I find myself wanting you to know who I am… wanting you to know that our family loves the Savior, loves the gospel, loves the church, loves the social structure of the church… wanting you to know that I’ve been a ward and stake Relief Society president…wanting you to know that we held Family Home Evening, read our scriptures, and for heaven’s sake, wanting you to know that we taught our children not to even drink Coke. The list of things I want you to know goes on, because somehow these are the things I think should have made a difference. Somewhere in that list should have been a talisman to prevent this heartache from entering our lives. I don’t want you to judge our failure to keep the youngest of our four daughters from walking away from all that we hold dear. I don’t care if Lehi lost Laman and Lemuel. It doesn’t seem pertinent to me that Heavenly Father lost one-third of his spirit children. I have temporarily lost one-fourth of my children to the adversary and it breaks my heart.

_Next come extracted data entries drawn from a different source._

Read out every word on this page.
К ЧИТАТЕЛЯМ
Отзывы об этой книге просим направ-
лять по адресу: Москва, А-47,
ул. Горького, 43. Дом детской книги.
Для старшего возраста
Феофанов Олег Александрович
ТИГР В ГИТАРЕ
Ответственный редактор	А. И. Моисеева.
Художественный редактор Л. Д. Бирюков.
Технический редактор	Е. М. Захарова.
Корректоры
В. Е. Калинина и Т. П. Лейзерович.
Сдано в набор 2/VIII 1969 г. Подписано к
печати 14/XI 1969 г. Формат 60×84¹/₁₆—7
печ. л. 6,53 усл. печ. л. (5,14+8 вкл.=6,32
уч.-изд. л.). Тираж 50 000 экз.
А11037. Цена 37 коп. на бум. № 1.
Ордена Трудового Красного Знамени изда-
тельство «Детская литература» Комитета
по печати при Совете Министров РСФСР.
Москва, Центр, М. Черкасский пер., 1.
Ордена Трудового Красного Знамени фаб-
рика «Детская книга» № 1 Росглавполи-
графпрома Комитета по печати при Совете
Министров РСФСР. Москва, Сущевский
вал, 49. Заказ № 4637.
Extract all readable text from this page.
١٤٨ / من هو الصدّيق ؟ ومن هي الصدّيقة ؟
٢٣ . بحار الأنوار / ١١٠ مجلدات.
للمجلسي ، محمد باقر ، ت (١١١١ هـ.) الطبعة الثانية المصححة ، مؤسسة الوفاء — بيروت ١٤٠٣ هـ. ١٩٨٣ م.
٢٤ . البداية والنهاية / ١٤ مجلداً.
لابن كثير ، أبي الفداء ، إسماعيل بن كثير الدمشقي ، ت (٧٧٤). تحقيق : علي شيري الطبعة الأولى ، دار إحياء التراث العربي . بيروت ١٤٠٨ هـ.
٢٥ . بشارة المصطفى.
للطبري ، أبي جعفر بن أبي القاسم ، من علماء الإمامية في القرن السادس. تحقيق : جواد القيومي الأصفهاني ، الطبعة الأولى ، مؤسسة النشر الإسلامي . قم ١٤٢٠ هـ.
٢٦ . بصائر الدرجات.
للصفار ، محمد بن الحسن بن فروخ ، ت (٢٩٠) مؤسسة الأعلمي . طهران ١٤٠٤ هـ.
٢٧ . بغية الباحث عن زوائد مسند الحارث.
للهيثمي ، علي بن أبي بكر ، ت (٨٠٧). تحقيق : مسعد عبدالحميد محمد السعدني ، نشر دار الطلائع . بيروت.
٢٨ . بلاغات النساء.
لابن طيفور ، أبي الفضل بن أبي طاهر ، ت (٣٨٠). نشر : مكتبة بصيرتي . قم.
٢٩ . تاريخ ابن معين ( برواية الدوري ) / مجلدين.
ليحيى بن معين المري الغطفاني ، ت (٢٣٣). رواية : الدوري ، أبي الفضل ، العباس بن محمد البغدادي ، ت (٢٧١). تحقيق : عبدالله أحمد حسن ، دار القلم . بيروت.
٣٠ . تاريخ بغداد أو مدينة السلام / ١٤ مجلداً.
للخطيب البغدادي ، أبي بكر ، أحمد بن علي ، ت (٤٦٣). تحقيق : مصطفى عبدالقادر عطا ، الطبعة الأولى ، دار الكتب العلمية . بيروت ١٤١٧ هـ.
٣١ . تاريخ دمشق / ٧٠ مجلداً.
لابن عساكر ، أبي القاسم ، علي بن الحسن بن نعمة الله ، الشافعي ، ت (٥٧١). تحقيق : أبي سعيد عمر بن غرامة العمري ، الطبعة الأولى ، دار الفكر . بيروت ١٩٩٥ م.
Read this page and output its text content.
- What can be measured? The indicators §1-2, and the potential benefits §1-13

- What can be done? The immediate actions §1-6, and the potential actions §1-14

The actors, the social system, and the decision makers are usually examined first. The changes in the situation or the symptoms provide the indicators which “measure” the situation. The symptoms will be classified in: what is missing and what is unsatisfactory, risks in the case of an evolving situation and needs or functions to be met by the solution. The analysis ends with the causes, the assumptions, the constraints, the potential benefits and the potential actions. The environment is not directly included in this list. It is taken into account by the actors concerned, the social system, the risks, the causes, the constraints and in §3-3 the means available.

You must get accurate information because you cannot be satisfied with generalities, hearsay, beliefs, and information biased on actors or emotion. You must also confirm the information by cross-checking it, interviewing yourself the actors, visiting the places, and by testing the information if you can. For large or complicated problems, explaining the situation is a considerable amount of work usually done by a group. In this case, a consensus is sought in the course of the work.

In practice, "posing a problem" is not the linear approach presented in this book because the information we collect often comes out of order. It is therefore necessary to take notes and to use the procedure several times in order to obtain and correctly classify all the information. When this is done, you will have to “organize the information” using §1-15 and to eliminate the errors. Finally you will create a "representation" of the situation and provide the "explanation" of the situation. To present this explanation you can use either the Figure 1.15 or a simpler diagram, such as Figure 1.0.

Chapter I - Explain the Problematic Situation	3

We knew her testimony wasn’t developing as our other girls’ testimonies had. We came face-to-face with that reality when we climbed into the family car at 6:00am to head to the temple with our mission-bound daughter and found it filled with cigarette smoke. I hope you never know what it feels like to search your daughter’s room for illegal drugs, to check her purse for cigarettes, to find a journal filled with foul language, to have strangers show up at your door to discuss vandalism in which they suspect her involvement, to have relatives tell you what is on her Facebook page, or to spend a night in the Emergency Room wondering if she is going to make it through the consequences of her choices.
When our daughter left the church, we experienced the deepest grief of our lives. As we have navigated these previously uncharted waters, we have solicited the help of several different counselors. When children engage in self-destructive behaviors, parents seek help. One of our counselors described his initial contact in this way: “A little girl walked in my office with secrets and she couldn’t get them out fast enough.”

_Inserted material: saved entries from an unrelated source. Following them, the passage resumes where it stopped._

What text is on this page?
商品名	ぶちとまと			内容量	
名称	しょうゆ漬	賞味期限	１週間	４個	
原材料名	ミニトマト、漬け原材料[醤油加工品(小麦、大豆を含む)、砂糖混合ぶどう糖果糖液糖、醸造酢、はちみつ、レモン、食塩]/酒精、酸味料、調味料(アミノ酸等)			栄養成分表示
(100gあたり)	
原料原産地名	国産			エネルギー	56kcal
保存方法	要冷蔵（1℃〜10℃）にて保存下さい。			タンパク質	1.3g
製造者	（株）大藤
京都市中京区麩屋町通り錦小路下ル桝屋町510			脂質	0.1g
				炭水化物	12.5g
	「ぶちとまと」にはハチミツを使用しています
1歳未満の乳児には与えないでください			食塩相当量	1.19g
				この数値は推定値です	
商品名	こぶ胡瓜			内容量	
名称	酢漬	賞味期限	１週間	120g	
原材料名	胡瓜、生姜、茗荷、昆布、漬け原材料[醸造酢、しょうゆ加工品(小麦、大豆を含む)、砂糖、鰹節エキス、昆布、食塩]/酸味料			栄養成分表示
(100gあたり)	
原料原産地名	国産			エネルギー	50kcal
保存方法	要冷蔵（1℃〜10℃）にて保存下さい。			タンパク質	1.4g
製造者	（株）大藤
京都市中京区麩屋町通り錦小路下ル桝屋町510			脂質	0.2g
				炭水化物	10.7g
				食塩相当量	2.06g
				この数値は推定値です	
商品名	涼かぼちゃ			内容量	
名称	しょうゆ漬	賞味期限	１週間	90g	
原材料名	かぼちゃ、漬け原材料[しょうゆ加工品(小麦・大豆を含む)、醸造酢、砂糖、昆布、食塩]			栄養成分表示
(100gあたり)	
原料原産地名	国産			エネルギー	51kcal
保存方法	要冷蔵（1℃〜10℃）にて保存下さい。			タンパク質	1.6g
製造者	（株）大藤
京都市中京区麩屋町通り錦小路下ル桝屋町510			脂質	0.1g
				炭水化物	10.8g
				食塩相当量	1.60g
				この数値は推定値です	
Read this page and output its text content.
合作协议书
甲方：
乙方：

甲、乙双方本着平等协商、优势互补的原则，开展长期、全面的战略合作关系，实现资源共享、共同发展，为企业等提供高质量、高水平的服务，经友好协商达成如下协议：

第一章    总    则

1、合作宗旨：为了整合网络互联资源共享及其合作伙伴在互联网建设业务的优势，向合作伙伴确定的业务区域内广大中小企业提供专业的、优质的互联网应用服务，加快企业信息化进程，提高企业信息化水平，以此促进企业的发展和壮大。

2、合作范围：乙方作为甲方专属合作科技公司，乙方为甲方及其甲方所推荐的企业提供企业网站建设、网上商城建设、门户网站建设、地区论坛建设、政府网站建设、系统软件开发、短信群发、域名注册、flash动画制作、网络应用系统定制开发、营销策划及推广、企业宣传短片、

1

A sister hugged me after a Relief Society lesson on adversity one Sunday. She singled me out, I think, because I was one of the “walking wounded.” I was a mother struggling with a child wandering off the path.

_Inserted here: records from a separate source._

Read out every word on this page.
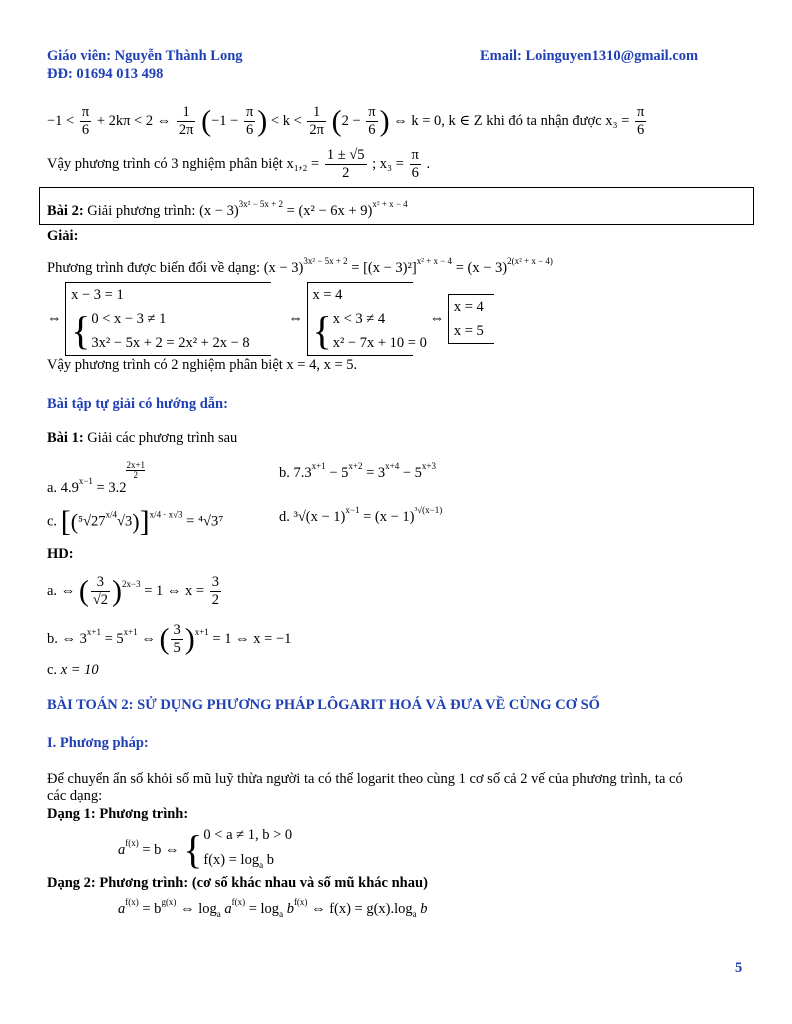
Giáo viên: Nguyễn Thành Long	Email: Loinguyen1310@gmail.com
ĐĐ: 01694 013 498
$-1 < \frac{\pi}{6} + 2k\pi < 2$ ⇔ $\frac{1}{2\pi} (-1 - \frac{\pi}{6}$ ) < $k < \frac{1}{2\pi} (2 - \frac{\pi}{6}$ ) ⇔ k = 0, k ∈ Z khi đó ta nhận được $x_3 = \frac{\pi}{6}$
Vậy phương trình có 3 nghiệm phân biệt $x_1,_2 = \frac{1 \pm √5}{2}$ ; $x_3 = \frac{\pi}{6}$ .
Bài 2: Giải phương trình: $(x - 3)^{3x^2 - 5x + 2} = (x^2 - 6x + 9)^{x^2 + x - 4}$
Giải:
Phương trình được biến đổi về dạng: $(x - 3)^{3x^2 - 5x + 2} = [(x - 3)^2]^{x^2 + x - 4} = (x - 3)^{2(x^2 + x - 4)}$
⇔
x − 3 = 1
{ 0 < x − 3 ≠ 1
3x² − 5x + 2 = 2x² + 2x − 8
⇔
x = 4
{ x < 3 ≠ 4
x² − 7x + 10 = 0
⇔
x = 4
x = 5
Vậy phương trình có 2 nghiệm phân biệt x = 4, x = 5.
Bài tập tự giải có hướng dẫn:
Bài 1: Giải các phương trình sau
a. $4.9^{x-1} = 3.2$
$^{\frac{2x+1}{2}}$	b. $7.3^{x+1} - 5^{x+2} = 3^{x+4} - 5^{x+3}$
c. $[(^5√27^{x/4}√3)]^{x/4 \cdot x√3} = ^4√3^7$	d. $^3√(x - 1)^{x-1} = (x - 1)^{^3√(x-1)}$
HD:
a. ⇔ ( $\frac{3}{√2} )^{2x-3} = 1$ ⇔ $x = \frac{3}{2}$
b. ⇔ $3^{x+1} = 5^{x+1}$ ⇔ ( $\frac{3}{5} )^{x+1} = 1$ ⇔ x = −1
c. x = 10
BÀI TOÁN 2: SỬ DỤNG PHƯƠNG PHÁP LÔGARIT HOÁ VÀ ĐƯA VỀ CÙNG CƠ SỐ
I. Phương pháp:
Để chuyển ẩn số khỏi số mũ luỹ thừa người ta có thể logarit theo cùng 1 cơ số cả 2 vế của phương trình, ta có
các dạng:
Dạng 1: Phương trình:
$a^{f(x)} = b$ ⇔ { 0 < a ≠ 1, b > 0
$f(x) = \log_a b$
Dạng 2: Phương trình: (cơ số khác nhau và số mũ khác nhau)
$a^{f(x)} = b^{g(x)}$ ⇔ $\log_a a^{f(x)} = \log_a b^{f(x)}$ ⇔ $f(x) = g(x).\log_a$ b
5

One of the keys to the survival of my world-shaking trial has been my walking buddy. Though she never experienced a wayward child first-hand, this dear sister has helped me find perspective and refused to allow me to denigrate the successful mothering I have done. Her greatest gift, however, has been the love she has continued to show my daughter. This has been a priceless and eternal gift.
There are times when I slip into self-absorbed pain and I find myself ranting that this is not the life I was promised in my Laurel class years ago. This is certainly not the life I expected as I held this beautiful girl in my arms 23 years ago.
When she was 21, she wrote a letter telling me she regretted that the path she had chosen was not one that her dad and I could accept. She said that she longed for our respect and wished we could see what she felt – that it was the path God wanted her to take. I go back and forth about how to take that statement. It is easiest to believe that Satan has deceived her. Heavenly Father would never want a beloved daughter to turn her back on the gospel and experience severe debt because of worldly choices, the pain of substance abuse, and countless other consequences of breaking commandments. Yet over time I have stepped back and viewed her plea in light of the incomprehensible value Heavenly Father places on his children’ s moral agency, and a new understanding has come to me.
I have come to understand that what she has asked of my husband and me is that we show her the love and respect that Heavenly Father extends hourly to us. Painstakingly I have practiced burying my “weapons of war” – my conditional love, my manipulation, and my demands. I have tried and failed and tried again to offer my pure love and unconditional acceptance of this beautiful daughter of God. There are moments when I feel peace. There are moments when I even thank Heavenly Father for this journey in his footsteps of unconditional love. There are moments when I think that it is possible that my daughter’s mission was designed to open my heart to understanding and love that I could have found no other way.
Now when I look at a nose piercing, I don’t see the stud, I see a person whose mother loves her and whose Heavenly Father cares deeply that she find her way home again, whichever path she has chosen.